As I matured, I discovered that being born in a cloud endowed me with special abilities. I could manipulate the weather, conjuring storms or gentle rain showers at will. My touch could bring comfort to those on the ground seeking respite from scorching heat or parched lands below.

However, despite these extraordinary powers, I yearned to connect with humans on earth. Curiosity consumed me as I pondered what it would be like to walk on solid ground or feel grass beneath my feet. The desire to understand their emotions and experiences grew stronger each day.

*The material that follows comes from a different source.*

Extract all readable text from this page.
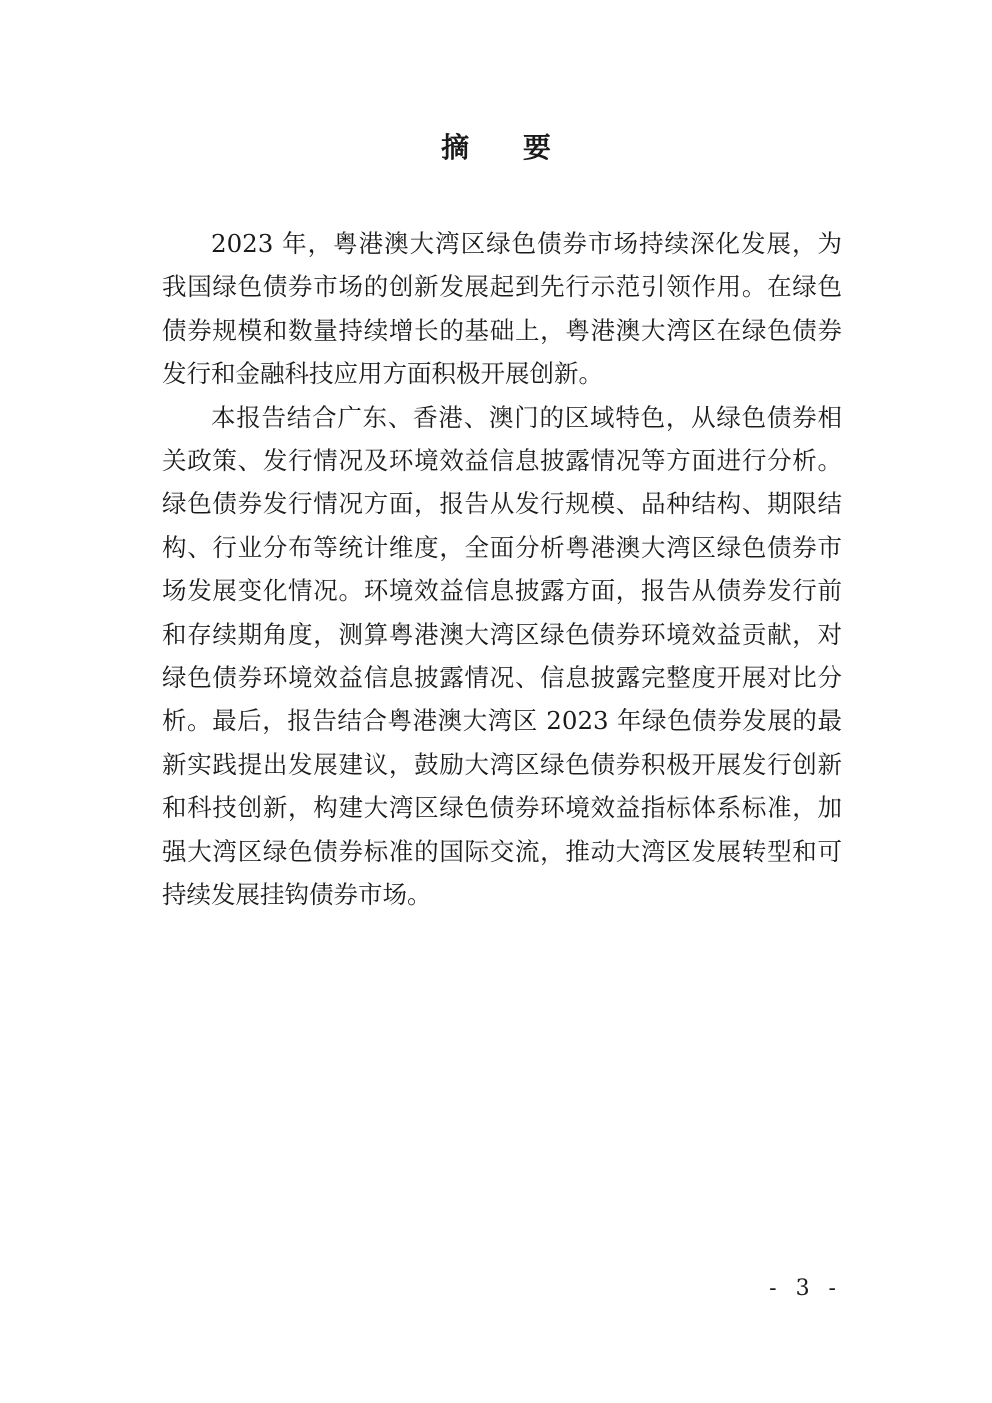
摘 要

2023 年，粤港澳大湾区绿色债券市场持续深化发展，为我国绿色债券市场的创新发展起到先行示范引领作用。在绿色债券规模和数量持续增长的基础上，粤港澳大湾区在绿色债券发行和金融科技应用方面积极开展创新。

本报告结合广东、香港、澳门的区域特色，从绿色债券相关政策、发行情况及环境效益信息披露情况等方面进行分析。绿色债券发行情况方面，报告从发行规模、品种结构、期限结构、行业分布等统计维度，全面分析粤港澳大湾区绿色债券市场发展变化情况。环境效益信息披露方面，报告从债券发行前和存续期角度，测算粤港澳大湾区绿色债券环境效益贡献，对绿色债券环境效益信息披露情况、信息披露完整度开展对比分析。最后，报告结合粤港澳大湾区 2023 年绿色债券发展的最新实践提出发展建议，鼓励大湾区绿色债券积极开展发行创新和科技创新，构建大湾区绿色债券环境效益指标体系标准，加强大湾区绿色债券标准的国际交流，推动大湾区发展转型和可持续发展挂钩债券市场。

- 3 -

Driven by this longing, I embarked on a daring journey towards earth's surface. Descending from the heavens, my cloud form gradually dissipated until I materialized as a human in flesh and bone. The transition was disorienting yet exhilarating - every breath filled my lungs with earthly fragrances and sensations previously unknown to me.

As I navigated this alien world, adapting to gravity's pull and learning about human customs and language, an intense empathy for their joys and sorrows enveloped me. Through encounters with individuals from various walks of life, I discovered shared desires for love, companionship, and purpose that transcended our different origins.

Yet deep within me lingered memories of my cloud birthplace; wisps of nostalgia for the ethereal realm that shaped who I am. These recollections ignited within me a newfound mission - to bridge the gap between clouds and humans, to foster understanding and appreciation for the beauty present in both realms.

And so, with my unique perspective as one who was born in a cloud but now walks amongst humans, I strive to spread a message of unity and harmony. Through art, literature, and storytelling, I aim to capture the ethereal essence of clouds and offer glimpses into their world. In doing so, I hope to awaken wonder, ignite imagination, and remind humanity of the interconnectedness of all things.

For truly, whether born from clouds or molded from earth's soil, we are all part of this vast tapestry of life - bound together by the threads of existence that weave through our collective experiences.